DisuguaglianzeLa climatologa: «Sì alla lotta per il clima, ma prioritaria quella al sessismo»
hm, ats
29.12.2023 - 17:01
La lotta contro il sessismo, il razzismo e le ingiustizie è in ultima analisi più importante di quella contro i cambiamenti climatici, perché la seconda non può andare in porto senza la prima.
hm, ats
29.12.2023, 17:01
29.12.2023, 17:10
SDA
È la posizione della fisica e climatologa Friederike Otto, che punta anche il dito contro una ricerca climatica «dominata da uomini bianchi», non esitando a parlare di «strutture coloniali-fossili».
«Quando si discute di cambiamenti climatici e di misure di protezione del clima si finge sempre che lo status quo sia il migliore dei mondi possibili», argomenta la 41enne in un'intervista pubblicata oggi dal Tages-Anzeiger (TA).
«Tutto ciò che si discosta dallo status quo – rinuncia alla carne, centri urbani senza auto, sistemi di riscaldamento diversi – viene percepito come un sacrificio, come un attacco ai nostri valori, alla nostra cultura, alle nostre tradizioni. Ma il mondo così com'è ora funziona solo con lo sfruttamento delle risorse fossili e lo sfruttamento del sud globale».
«Sessismo, razzismo e così via sono le dimensioni della disuguaglianza», prosegue la specialista tedesca con diploma in fisica a Potsdam e successivi studi in filosofia all'università di Berlino. «Quanto meno equo è l'accesso alle risorse e alle informazioni, tanto più una società è vulnerabile agli effetti di eventi atmosferici come le ondate di calore o le forti precipitazioni, che diventeranno ancora più estremi a causa dei cambiamenti climatici».
«Di conseguenza, la nostra società globale perpetua la disuguaglianza in molti aspetti invece di superarla, cosa che porta agli effetti estremamente ingiusti del cambiamento climatico. Per questo motivo definisco questo inquadramento una narrazione coloniale-fossile».
Il legame tra cambiamento climatico e sessismo
Ma il cambiamento climatico – chiede il giornalista di TA – cosa c'entra con il sessismo? «Il nesso è evidente, ad esempio, durante le ondate di calore nell'Africa rurale, soprattutto in Gambia. Le strutture sociali sono molto patriarcali. Uomini e donne hanno ruoli chiaramente separati. Le donne sono responsabili dell'alimentazione della famiglia: ciò significa che devono uscire nei campi con qualsiasi tempo. È qui che sono più drasticamente esposte agli effetti di un'ondata di calore. Quando arrivano i soldi degli aiuti, vanno sempre al capofamiglia: quasi sempre si tratta di un uomo. Questo aumenta le tensioni tra i sessi. Situazioni simili si trovano in gran parte dell'Asia».

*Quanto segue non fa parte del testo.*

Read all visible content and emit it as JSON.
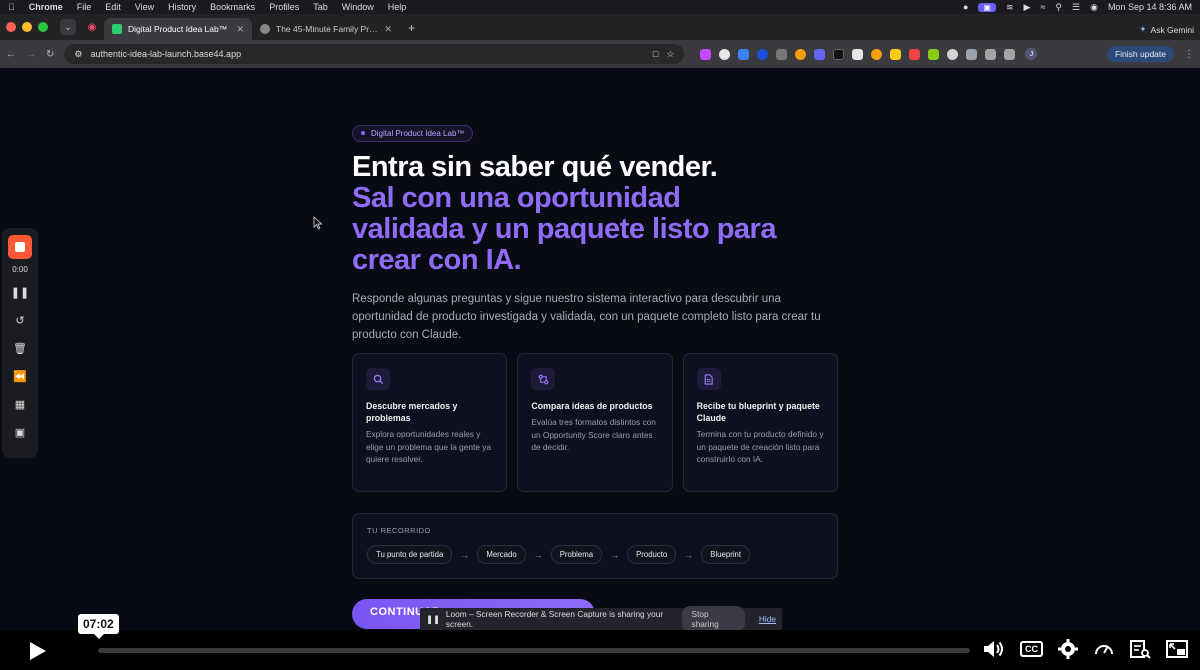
{
  "menubar": {
    "app": "Chrome",
    "items": [
      "File",
      "Edit",
      "View",
      "History",
      "Bookmarks",
      "Profiles",
      "Tab",
      "Window",
      "Help"
    ],
    "clock": "Mon Sep 14  8:36 AM"
  },
  "tabs": [
    {
      "title": "Digital Product Idea Lab™",
      "active": true,
      "icon_color": "#2ecc71"
    },
    {
      "title": "The 45-Minute Family Protein Pa",
      "active": false,
      "icon_color": "#888888"
    }
  ],
  "browser": {
    "url": "authentic-idea-lab-launch.base44.app",
    "ask_gemini": "Ask Gemini",
    "finish_update": "Finish update",
    "profile_initial": "J"
  },
  "hero": {
    "chip": "Digital Product Idea Lab™",
    "title_line1": "Entra sin saber qué vender.",
    "title_line2": "Sal con una oportunidad",
    "title_line3": "validada y un paquete listo para",
    "title_line4": "crear con IA.",
    "lead": "Responde algunas preguntas y sigue nuestro sistema interactivo para descubrir una oportunidad de producto investigada y validada, con un paquete completo listo para crear tu producto con Claude."
  },
  "cards": [
    {
      "icon": "search-icon",
      "title": "Descubre mercados y problemas",
      "desc": "Explora oportunidades reales y elige un problema que la gente ya quiere resolver."
    },
    {
      "icon": "compare-icon",
      "title": "Compara ideas de productos",
      "desc": "Evalúa tres formatos distintos con un Opportunity Score claro antes de decidir."
    },
    {
      "icon": "document-icon",
      "title": "Recibe tu blueprint y paquete Claude",
      "desc": "Termina con tu producto definido y un paquete de creación listo para construirlo con IA."
    }
  ],
  "journey": {
    "label": "TU RECORRIDO",
    "steps": [
      "Tu punto de partida",
      "Mercado",
      "Problema",
      "Producto",
      "Blueprint"
    ]
  },
  "cta": {
    "label": "CONTINUAR"
  },
  "loom": {
    "timer": "0:00",
    "share_text": "Loom – Screen Recorder & Screen Capture is sharing your screen.",
    "stop_sharing": "Stop sharing",
    "hide": "Hide"
  },
  "player": {
    "timestamp": "07:02",
    "cc": "CC"
  },
  "colors": {
    "accent": "#8f6bf6",
    "page_bg": "#080a14",
    "card_bg": "#0e1020"
  }
}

La ricercatrice, che è stata una delle autrici principali del sesto rapporto IPCC sui cambiamenti climatici, critica anche il suo stesso ambiente accademico. «Perché la ricerca sul clima è dominata dal Nord globale e da uomini bianchi, la maggior parte dei quali ha una formazione scientifica», sostiene. «Questo porta a una prospettiva distorta. Ci sono innumerevoli pubblicazioni sui cambiamenti fisici dell'atmosfera, ma quasi nulla sulla vulnerabilità delle società locali ai cambiamenti climatici e ai fenomeni meteorologici estremi, e certamente non sul Sud globale, dove la vulnerabilità è maggiore».

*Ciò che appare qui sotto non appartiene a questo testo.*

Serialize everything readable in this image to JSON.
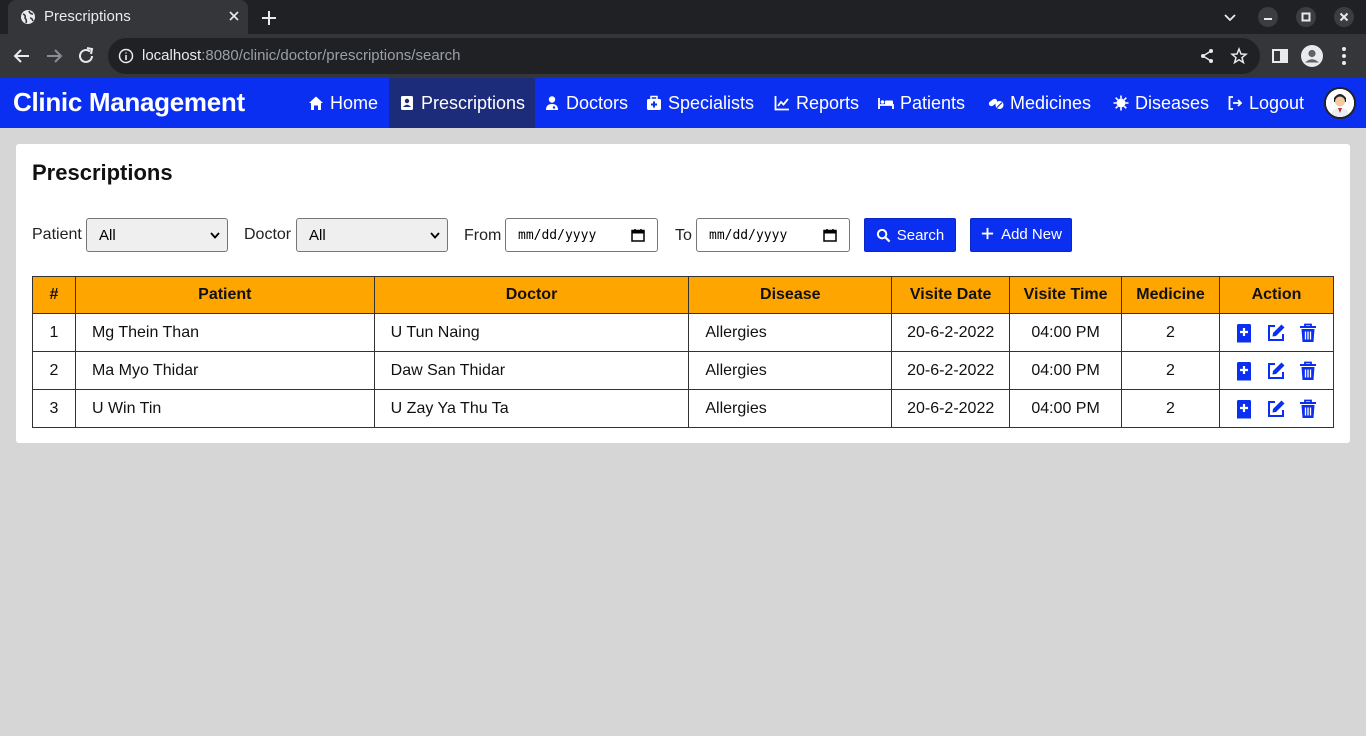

La tesi di Otto: il cambiamento climatico è un problema così grande solo perché esistevano ed esistono ancora strutture patriarcali e coloniali. «Ciò che trasforma gli eventi meteorologici in disastri, con o senza cambiamenti climatici, è la vulnerabilità della popolazione. E questa vulnerabilità è legata alle strutture che il colonialismo e il capitalismo hanno creato».
È quindi più importante combattere l'ingiustizia che ridurre le emissioni di CO2? «Entrambe le cose sono necessarie», puntualizza l'intervistata. «Ma in realtà dobbiamo concentrarci di più sui problemi di disuguaglianza e ingiustizia. Perché non saremo in grado di ridurre le emissioni se non cambiamo le nostre strutture sociali. E anche se riduciamo le emissioni, sarà poco utile se non combattiamo contemporaneamente le disparità e quindi eliminiamo la vulnerabilità di coloro che sono particolarmente colpiti dai cambiamenti climatici e dalle condizioni meteorologiche estreme», conclude Otto, autrice fra l'altro del recente saggio «Klimaungerechtigkeit – Was die Klimakatastrophe mit Kapitalismus, Rassismus und Sexismus zu tun hat» (Ingiustizia climatica – Cosa c'entra la catastrofe climatica con il capitalismo, il razzismo e il sessismo), non tradotto in italiano.